Over the weekend, the Somalia staff member of the Food and Agriculture Organization who had been abducted in Mogadishu last Monday Abdulkadir Mohamed Abikar was released in Mogadishu without any preconditions. He has since been medically examined and is reported to be in good health.

The UN Office in Nairobi issued a statement welcoming his release and repeating the UNs strong condemnation against abductions.

The UN Resident and Humanitarian Coordinator for Somalia, Maxwell Gaylard, today expressed his deep concern about the deterioration of the humanitarian situation in many parts of the country particularly Baidoa, Puntland and Mogadishu because of violence and insecurity. The fighting, he warned, disrupts the delivery of humanitarian aid to Somalis who are already facing acute poverty and malnutrition.

UN MISSION IN KOSOVO DETAINS KOSOVO ALBANIAN ON MURDER CHARGES

On Sunday, the UN Mission in Kosovo (UNMIK) announced that Rustem Mustafa, a Kosovo Albanian suspected of murder, torture and illegal detention, had been arrested by UN police and will face a judicial investigation concerning the torture and murder of at least five illegally detained persons.

The prosecutor in that case has requested that the suspect be detained pending the conclusion of the judicial investigation, which could last several months.

ANNAN CALLS YOUNG PEOPLE MAIN STAKEHOLDERS OF PLANET'S FUTURE

In his message today marking International Youth Day, the Secretary-General said that young people who have been active in the preparations for the World Summit on Sustainable Development, must remain active during the follow-up. He said young people must keep making their voices heard as the main stakeholders of our planets future.

I call on all of us, he said, to make the best possible use of young peoples imagination, energy and indomitable spirit, in the cause of sustaining the future for succeeding generations.

BROWN HAZE IN SOUTH ASIA THREATENS ENVIRONMENT, ECONOMIC GROWTH

A new study by scientists working with the United Nations Environment Programme (UNEP) says that a vast blanket of pollution in South Asia is causing serious environmental damage.

The cloud, known as the Asian Brown Haze, has caused a minimum of hundreds of thousands of premature deaths annually across Asia. The scientists even suggest that the death toll may even run into a million or two million.

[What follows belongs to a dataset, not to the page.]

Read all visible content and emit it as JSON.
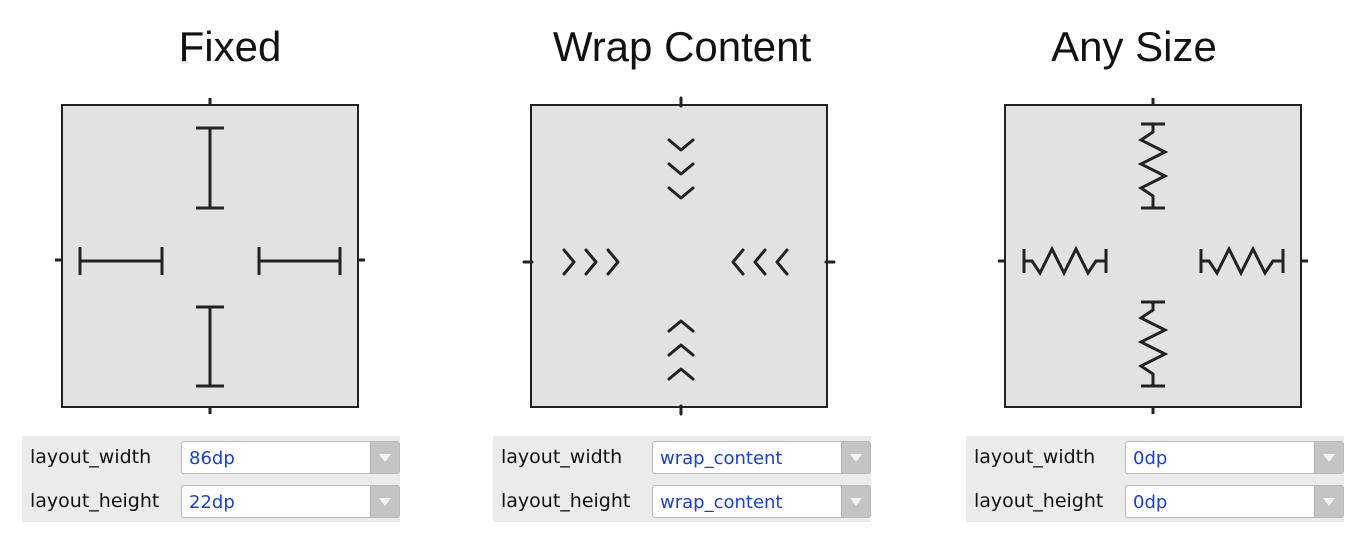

The cloud is also damaging agriculture and disrupting weather systems, including rainfall and wind patterns.

The findings indicate that the spectacular economic growth seen in this part of the world in the past decade may soon falter as a result of the Brown Haze.

UNEP says it is concerned that the regional and global impacts of the haze are set to intensify over the next 30 years as the population of the Asian region rises to an estimated 5 billion people.

OTHER ANNOUNCEMENTS:

Asked if the Secretary-General had received any response to his most recent letter to the Iraqi Foreign Minister, Naji Sabri, concerning Iraqs offer to host talks in Baghdad with Dr. Hans Blix, the Executive Chairman of the UN Monitoring, Verification and Inspection Commission, the Spokesman said the United Nations was still awaiting an official response to that letter. Asked if there was a UN deadline for a response from Iraq, the Spokesman said he was not aware of one.

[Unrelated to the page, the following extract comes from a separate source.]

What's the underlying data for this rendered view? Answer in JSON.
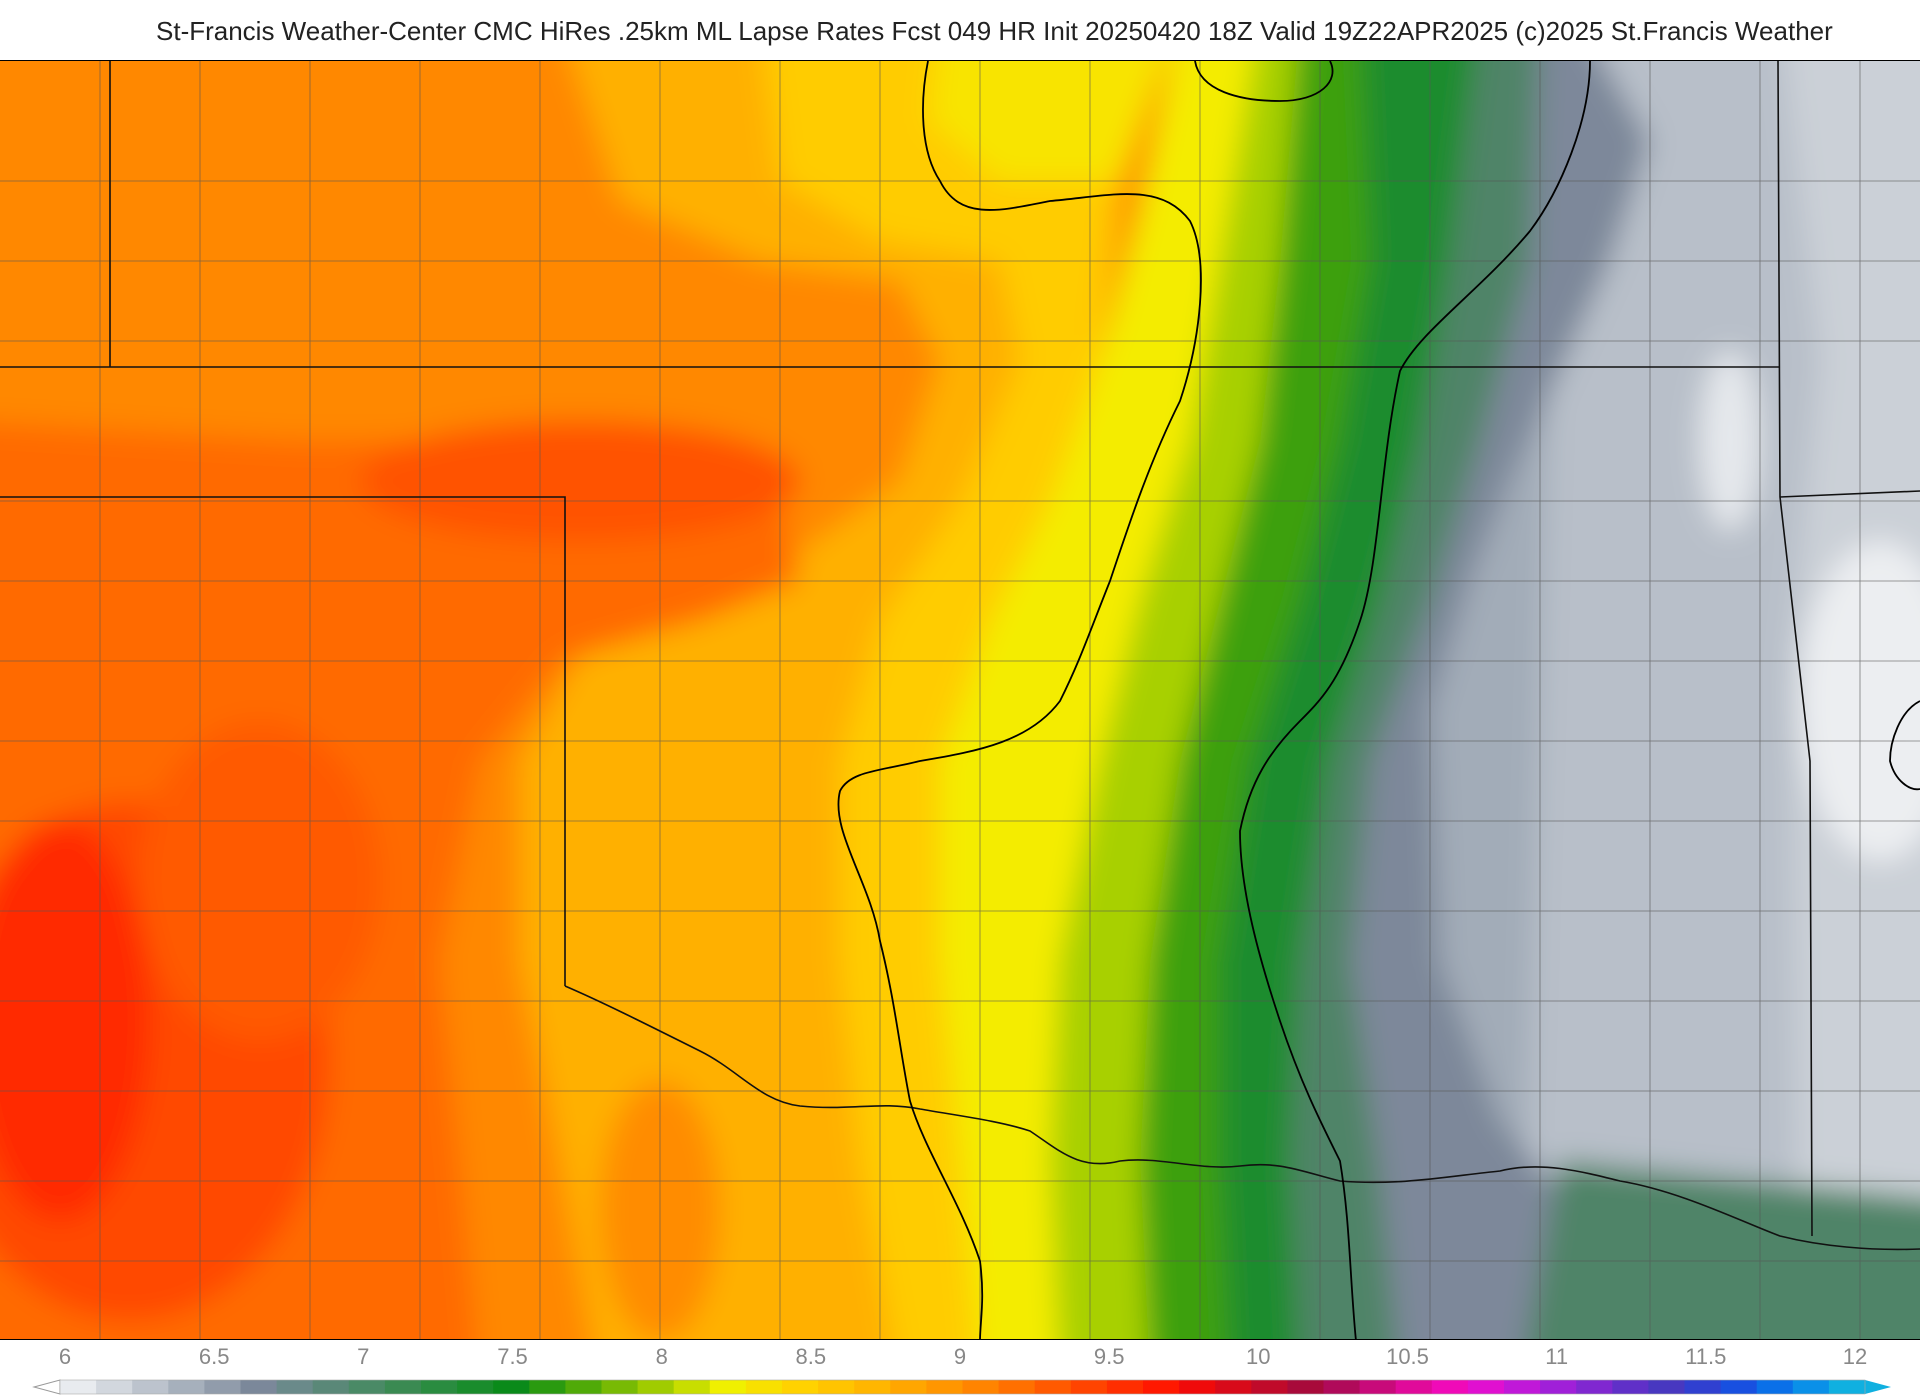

Asked if there was a response to a request from the Iraqi authorities to be allowed to pay their United Nations dues from proceeds of the "oil for food" program, the Spokesman said that was a matter for the Security Council to decide, not the Secretary-General.

The Secretary-General s report on Convention on Prohibitions or Restrictions on the Use of Certain Conventional Weapons Which May be Deemed to be Excessively Injurious or to Have Indiscriminate Effects was published as a document today. The weapons include booby traps, anti-personnel land mines, and laser weapons.

Two more Member States paid their 2002 regular budget contributions in full today. Nepal paid more than $44,000 and Syria almost $900,000, bringing the number of fully paid-up Member States to 93.